Sur la toile, se dessinent des corps, ceux du patient, les mouvements de ses corps dans le temps, leur histoire qui raconte, témoigne des traumatismes, des défenses, des souffrances, des relations aux existences. Les corps se dévoilent et s’estompent sans jamais vraiment s’effacer, certains mouvements semblent déjà se répéter, mais quelque chose s’échappe, fuit. C’est le transfert qui se laisse parfois contenir par les résistances et se refuse à toute esquisse.

Le psychothérapeute n’est pas dupe, avec ses questions qui ne sont en vérité que des interrogations, des suspensions sur le fil du doute, il pose délicatement une mine friable sur la toile et s’évertue à tracer l’esquisse de son patient, une esquisse inversée afin de trouver le point ultime, celui sur lequel il s’agit de faire converger les résistances, un minuscule petit point de répétition, dans lequel un nœud ne cesse de se serrer.

Les résistances sont à la fois des alliées et des déliées, des pleins et des vides, qu’il s’agit de cerner sans se laisser encercler.

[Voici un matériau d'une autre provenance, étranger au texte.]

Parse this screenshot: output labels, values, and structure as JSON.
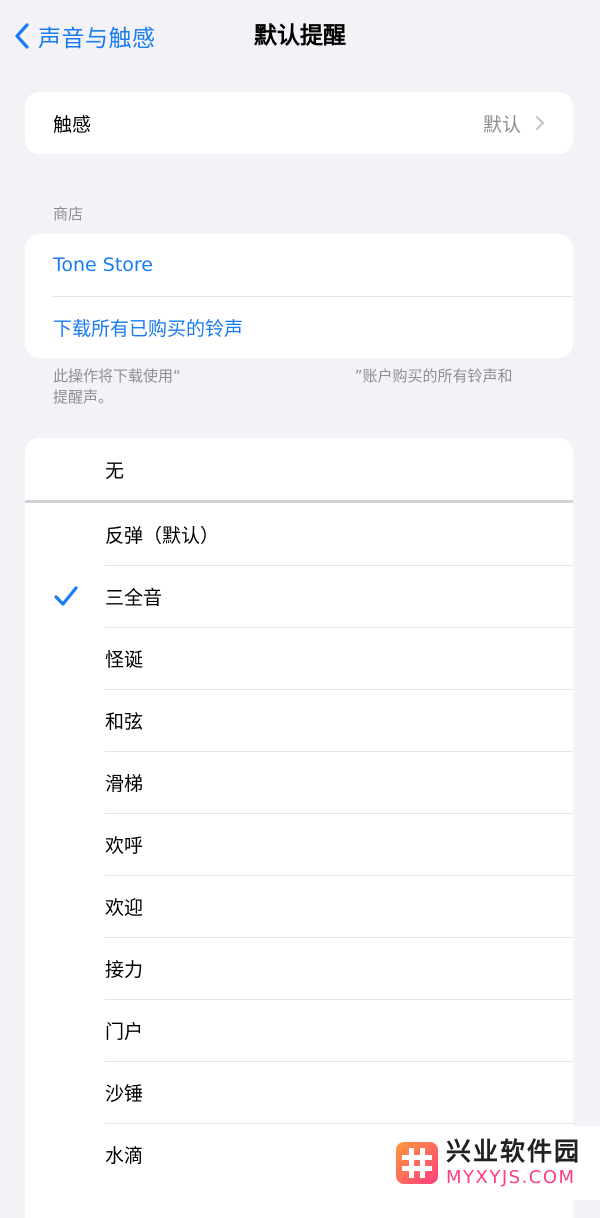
{
  "nav": {
    "back_label": "声音与触感",
    "title": "默认提醒"
  },
  "haptics": {
    "label": "触感",
    "value": "默认"
  },
  "store": {
    "header": "商店",
    "tone_store": "Tone Store",
    "download_all": "下载所有已购买的铃声",
    "footer_before": "此操作将下载使用“",
    "footer_after": "”账户购买的所有铃声和提醒声。"
  },
  "tones": {
    "none_label": "无",
    "items": [
      "反弹（默认）",
      "三全音",
      "怪诞",
      "和弦",
      "滑梯",
      "欢呼",
      "欢迎",
      "接力",
      "门户",
      "沙锤",
      "水滴"
    ],
    "selected": "三全音"
  },
  "watermark": {
    "title": "兴业软件园",
    "subtitle": "MYXYJS.COM"
  },
  "colors": {
    "accent": "#1a7cf0",
    "background": "#f2f2f7",
    "secondary_text": "#8e8e93"
  }
}
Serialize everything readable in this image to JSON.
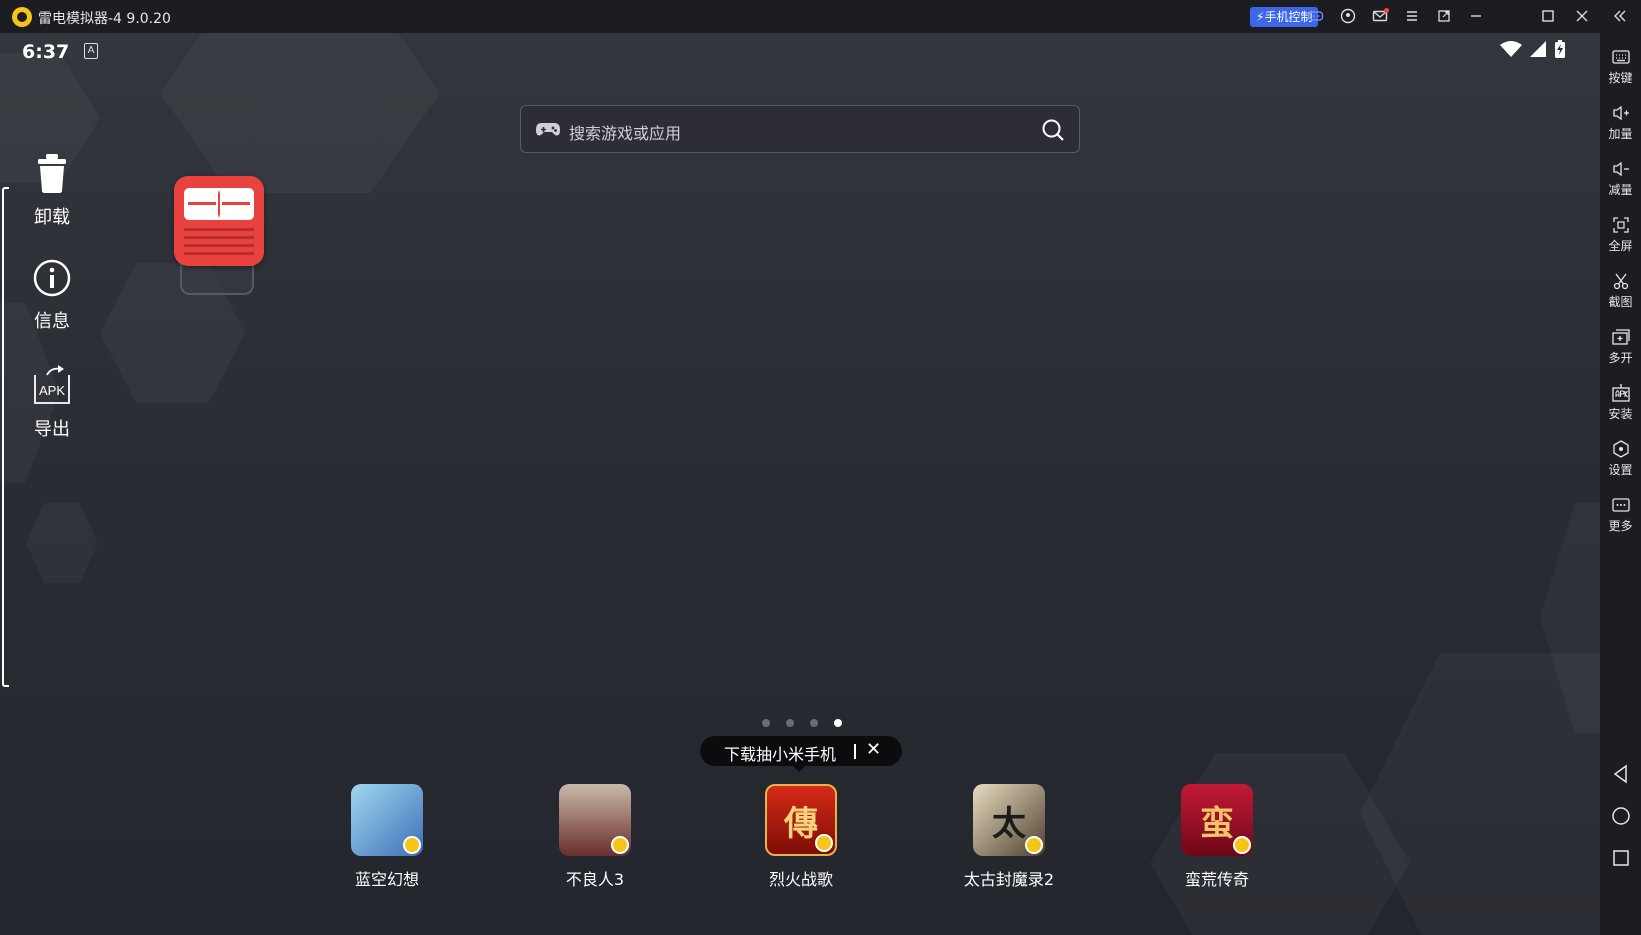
{
  "window": {
    "title": "雷电模拟器-4 9.0.20",
    "phone_control": "手机控制"
  },
  "status": {
    "time": "6:37",
    "notif_letter": "A"
  },
  "search": {
    "placeholder": "搜索游戏或应用"
  },
  "left_actions": [
    {
      "label": "卸载",
      "icon": "trash-icon"
    },
    {
      "label": "信息",
      "icon": "info-icon"
    },
    {
      "label": "导出",
      "icon": "apk-export-icon"
    }
  ],
  "apk_text": "APK",
  "pages": {
    "count": 4,
    "active": 3
  },
  "tooltip": {
    "text": "下载抽小米手机",
    "close": "✕"
  },
  "dock": [
    {
      "label": "蓝空幻想",
      "bg": "#5a8fd0",
      "glyph": ""
    },
    {
      "label": "不良人3",
      "bg": "#7a3b3b",
      "glyph": ""
    },
    {
      "label": "烈火战歌",
      "bg": "#b3160f",
      "glyph": "傳"
    },
    {
      "label": "太古封魔录2",
      "bg": "#8a7a5a",
      "glyph": "太"
    },
    {
      "label": "蛮荒传奇",
      "bg": "#a3102a",
      "glyph": "蛮"
    }
  ],
  "rightbar": [
    {
      "label": "按键",
      "icon": "keyboard-icon"
    },
    {
      "label": "加量",
      "icon": "volume-up-icon"
    },
    {
      "label": "减量",
      "icon": "volume-down-icon"
    },
    {
      "label": "全屏",
      "icon": "fullscreen-icon"
    },
    {
      "label": "截图",
      "icon": "scissors-icon"
    },
    {
      "label": "多开",
      "icon": "multi-instance-icon"
    },
    {
      "label": "安装",
      "icon": "apk-install-icon"
    },
    {
      "label": "设置",
      "icon": "settings-icon"
    },
    {
      "label": "更多",
      "icon": "more-icon"
    }
  ],
  "colors": {
    "accent_blue": "#3d67e8",
    "logo_yellow": "#f5c518",
    "app_red": "#e8423f",
    "mail_dot": "#ff4040"
  }
}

Elles indiquent les différents chemins que l’inconscient tente de prendre pour se rendre en terre de conscience. Elles sont là bien avant la possibilité d’un transfert, elles sont tapis derrière l’intention, l’envie d’appeler le psychothérapeute pour prendre un premier rendez-vous. A moins que le transfert ne les ai déjà devancées, dans le choix du psychothérapeute par exemple. Il y a comme un jeu de course entre les résistances et le transfert.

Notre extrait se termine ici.